Injury biomechanics is a sub-discipline of biomechanical engineering. A biomechanical engineer seeks to describe the forces and motions associated with the cause of injuries in the case of all injuries but may help enormously with those related to abusive trauma. Appropriate characterization of injury patterns and the associated mechanism is vital in determining the story’s validity regarding the injury. All data that can help in understanding the mechanism of pediatric injury is critical when evaluating a suspicious case for abuse.
“The triad,” which consists of retinal hemorrhaging, subdural hemorrhaging, and encephalopathy, results from excessive levels of rotational head acceleration. In the case shaking, this refers to the head moving back and forth on the neck between flexion and extension. This movement is similar to vigorous nodding of the head up and down or to a whiplash. Rotational, or angular acceleration of the head, can occur during rapid movement of the torso while the head’s slowness due to size, causes it to lag. During rotational acceleration of the skull, shearing strain will develop within the contents of the skull. This shearing strain can cause a similar motion of the bridging veans attached to the dura, which can overwhelm the strength of the veins and result in rupture and bleeding.
Images depict the shearing strain developed within the skull and the resulting rupture of a bridging vein.
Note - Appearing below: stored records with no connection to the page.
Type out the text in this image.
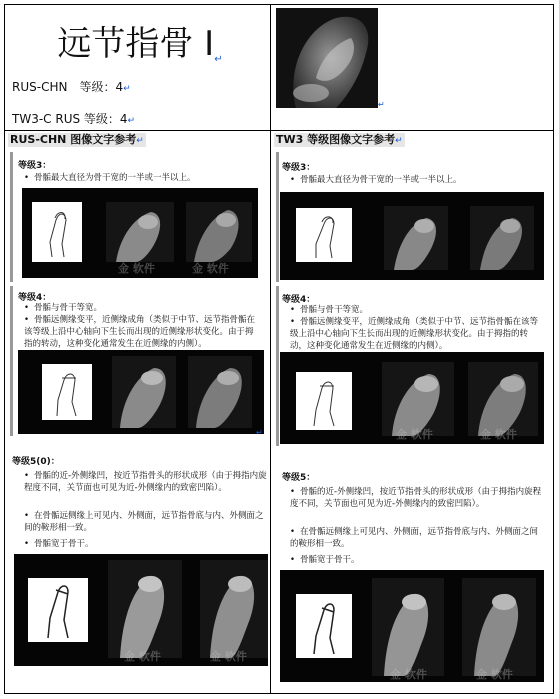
远节指骨 I↵
RUS-CHN　等级：4↵
TW3-C RUS 等级：4↵
↵
RUS-CHN 图像文字参考↵
等级3：
• 骨骺最大直径为骨干宽的一半或一半以上。
金 软件	金 软件
等级4：
• 骨骺与骨干等宽。
• 骨骺远侧缘变平，近侧缘成角（类似于中节、远节指骨骺在该等级上沿中心轴向下生长而出现的近侧缘形状变化。由于拇指的转动，这种变化通常发生在近侧缘的内侧）。
↵
等级5(0)：
• 骨骺的近-外侧缘凹，按近节指骨头的形状成形（由于拇指内旋程度不同，关节面也可见为近-外侧缘内的致密凹陷）。
• 在骨骺远侧缘上可见内、外侧面，远节指骨底与内、外侧面之间的鞍形相一致。
• 骨骺宽于骨干。
金 软件	金 软件
TW3 等级图像文字参考↵
等级3：
• 骨骺最大直径为骨干宽的一半或一半以上。
等级4：
• 骨骺与骨干等宽。
• 骨骺远侧缘变平，近侧缘成角（类似于中节、远节指骨骺在该等级上沿中心轴向下生长而出现的近侧缘形状变化。由于拇指的转动，这种变化通常发生在近侧缘的内侧）。
金 软件	金 软件
等级5：
• 骨骺的近-外侧缘凹，按近节指骨头的形状成形（由于拇指内旋程度不同，关节面也可见为近-外侧缘内的致密凹陷）。
• 在骨骺远侧缘上可见内、外侧面，远节指骨底与内、外侧面之间的鞍形相一致。
• 骨骺宽于骨干。
金 软件	金 软件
Thus, when an infant presents with retinal hemorrhaging, subdural hemorrhaging, and encephalopathy, the literature consistently concludes one thing; that the cause of these injuries is abusive shaking. Also, pulling on the retinas and orbital injury sustained during the repetitive acceleration-deceleration mechanism causes retinal hemorrhaging. Factors such as hypoxia, anemia, and intracranial pressure may add to the appearance of retinal hemorrhages but do not cause such retinopathy.
Rib fractures are produced by direct blows to the chest or compression of the chest while holding the infant to shake them. Young children’s ribs are flexible and difficult to fracture, so a rib fracture without a history of severe trauma, such as a motor vehicle crash or fall from a significant height, is strongly suggestive of child abuse. In one review, rib fractures in an infant with intracranial injury had a positive predictive value of 73% for abusive head trauma.
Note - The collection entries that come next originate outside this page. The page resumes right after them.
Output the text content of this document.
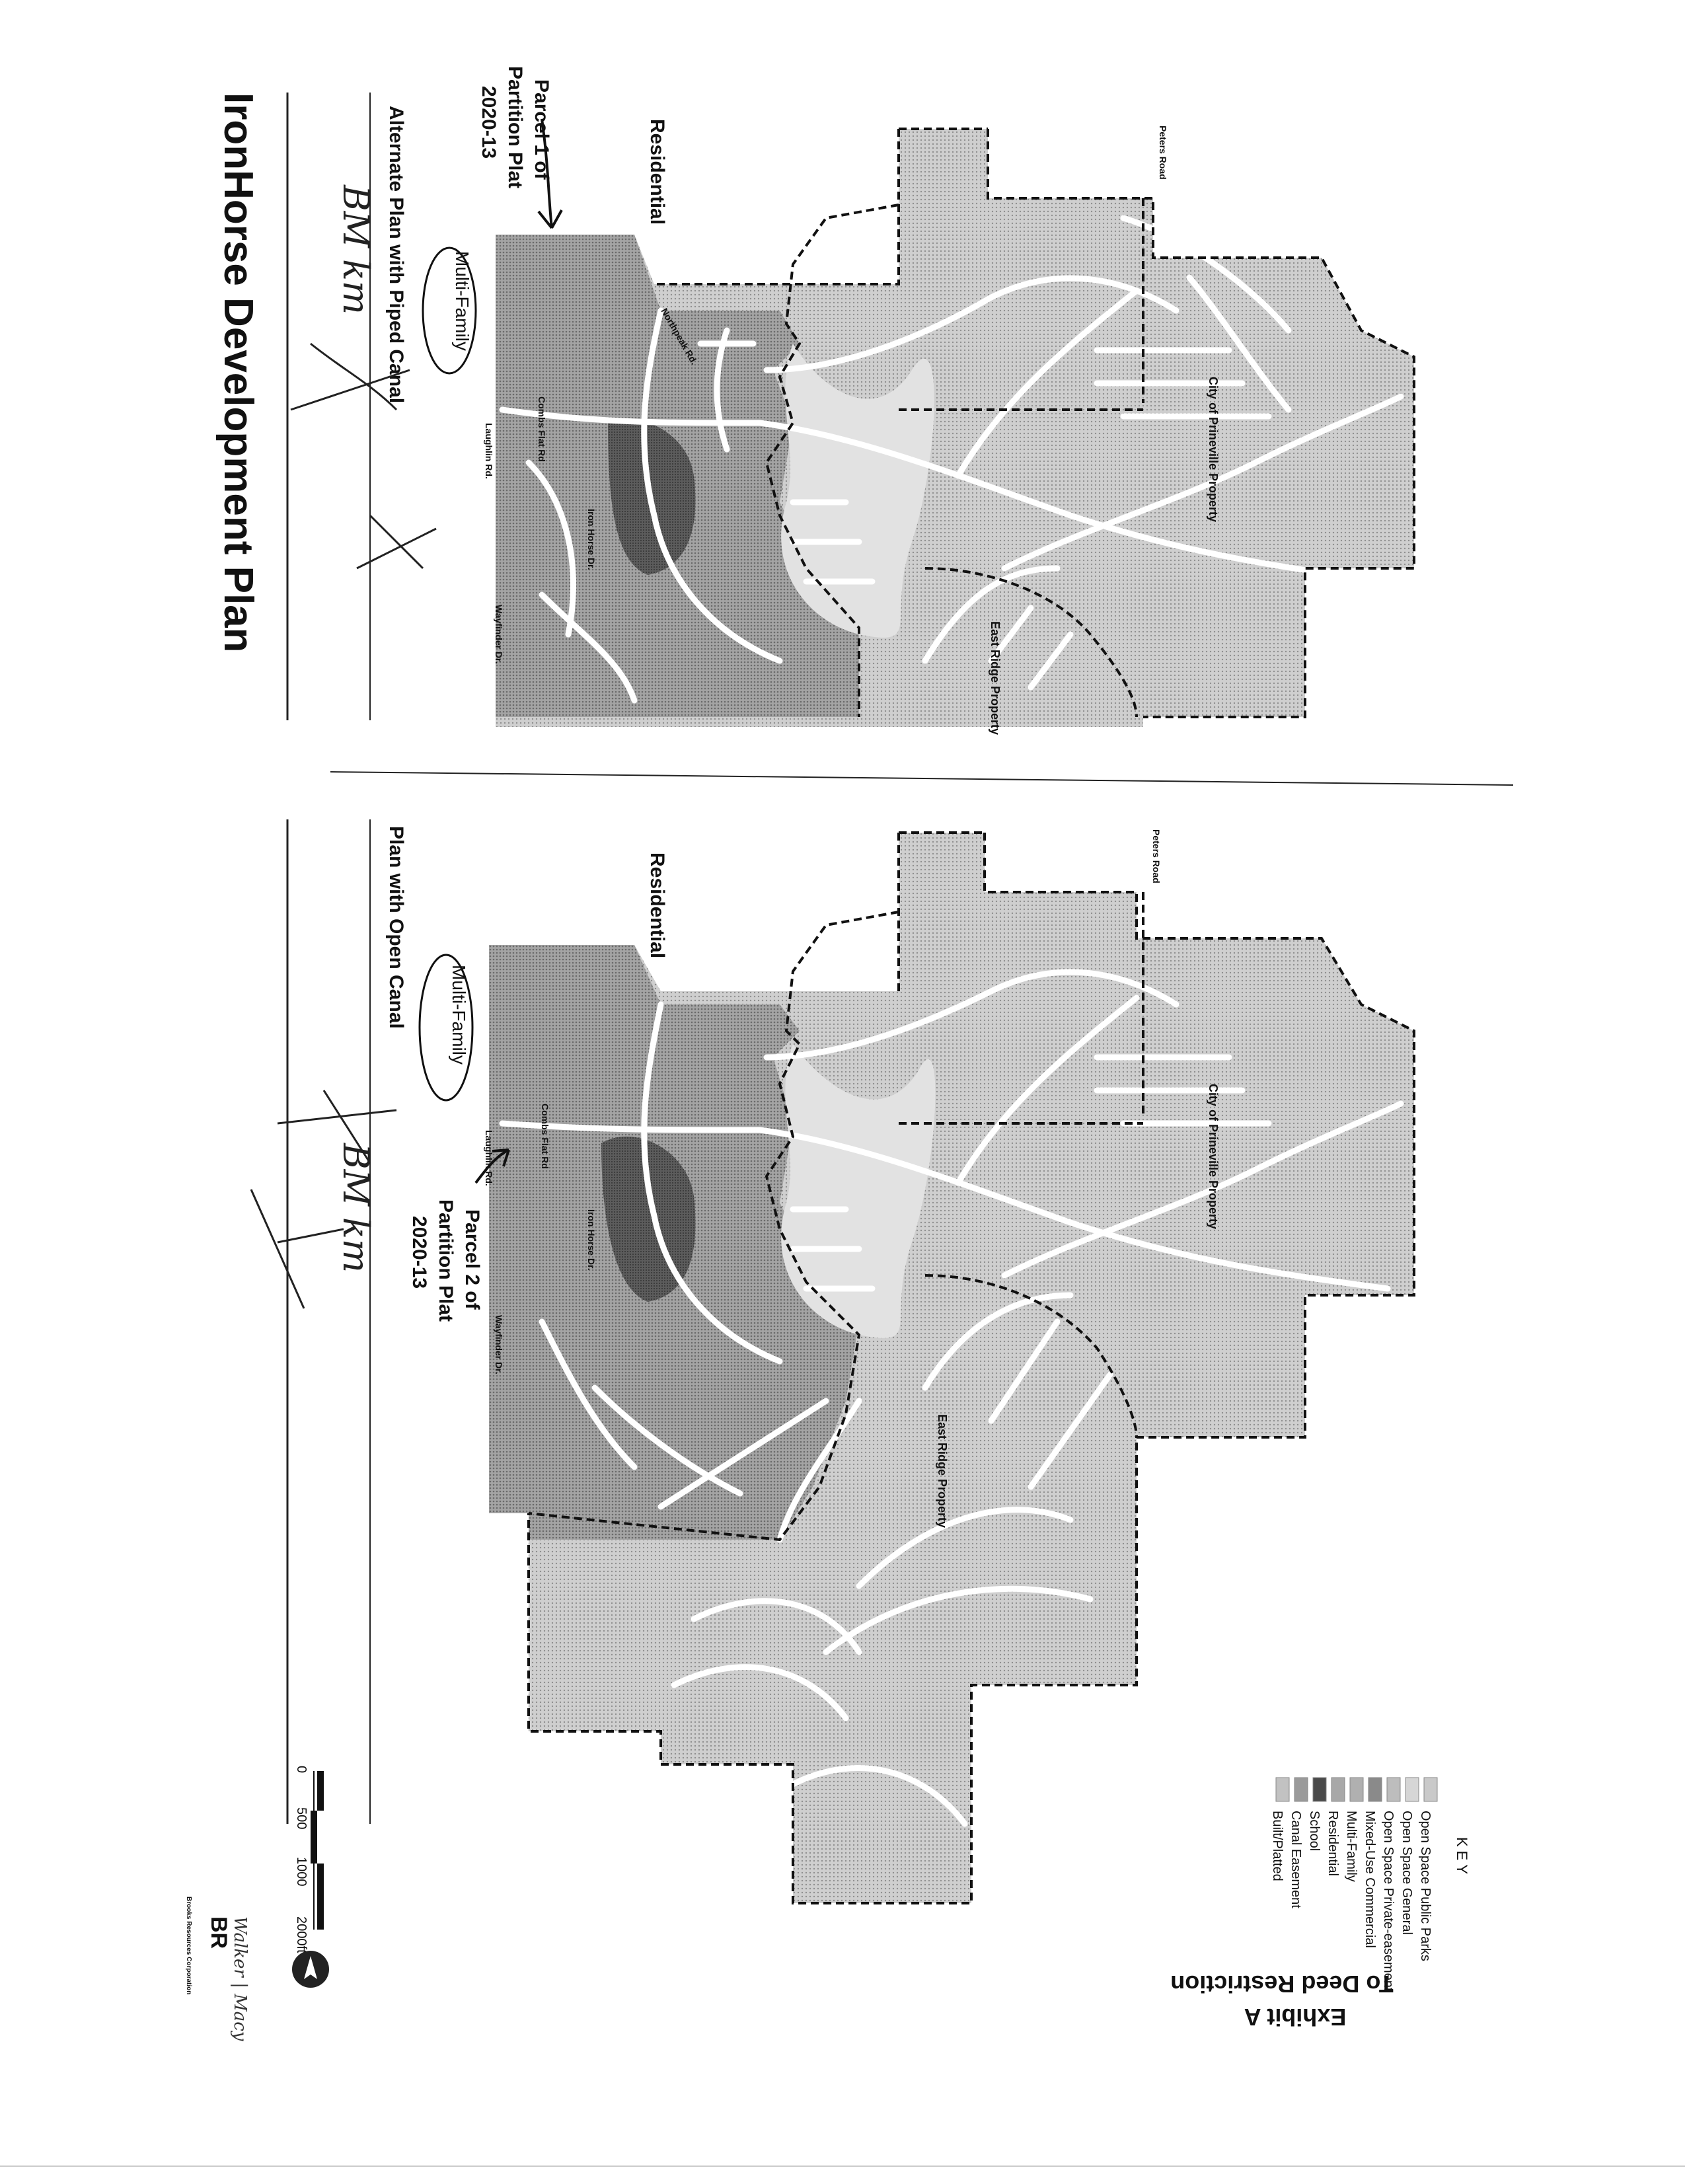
IronHorse Development Plan
Exhibit A
To Deed Restriction
Alternate Plan with Piped Canal	Residential
Parcel 1 of
Partition Plat
2020-13
Multi-Family
BM km
Peters Road
City of Prineville Property
East Ridge Property
Combs Flat Rd
Laughlin Rd.
Iron Horse Dr.
Wayfinder Dr.
Northpeak Rd.
Plan with Open Canal	Residential
Multi-Family
Parcel 2 of
Partition Plat
2020-13
BM km
Peters Road
City of Prineville Property
East Ridge Property
Combs Flat Rd
Laughlin Rd.
Iron Horse Dr.
Wayfinder Dr.
KEY
Open Space Public Parks
Open Space General
Open Space Private-easement
Mixed-Use Commercial
Multi-Family
Residential
School
Canal Easement
Built/Platted
0
500
1000
2000ft
Walker | Macy
BR
Brooks Resources Corporation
Many studies in the child abuse literature have reported that children with abusive head trauma have worse outcomes than those with accidental head trauma. Mortality from AHT averages about 19%. Significant neurological impairment is found in about 50% of those who survive. In one more specific study, 5% were vegetative, 34% were severely disabled, 25% were moderately disabled, and only 13% had good outcomes. Disabilities include various degrees of paralysis, cranial nerve impairment, seizure disorders, blindness, microcephaly, intellectual impairment, and severe behavioral disorders. Children with previous medical or developmental disabilities have worse outcomes. Other predictors of poor outcomes are repeated abuse, low socioeconomic status, low GCS on arrival to emergency care, occurrence and duration of coma and need for resuscitation.
Much research has been done since abusive head trauma was first described in 1972. Most of the literature has maintained the accuracy of the “triad” that described this type of abuse. The specificity of bleeding in the brain, encephalopathy, and retinal hemorrhages differentiates inflicted injury from other head injuries. Recent data from autopsies also supports the likelihood that cervical injuries may cause the apnea accompanying AHT.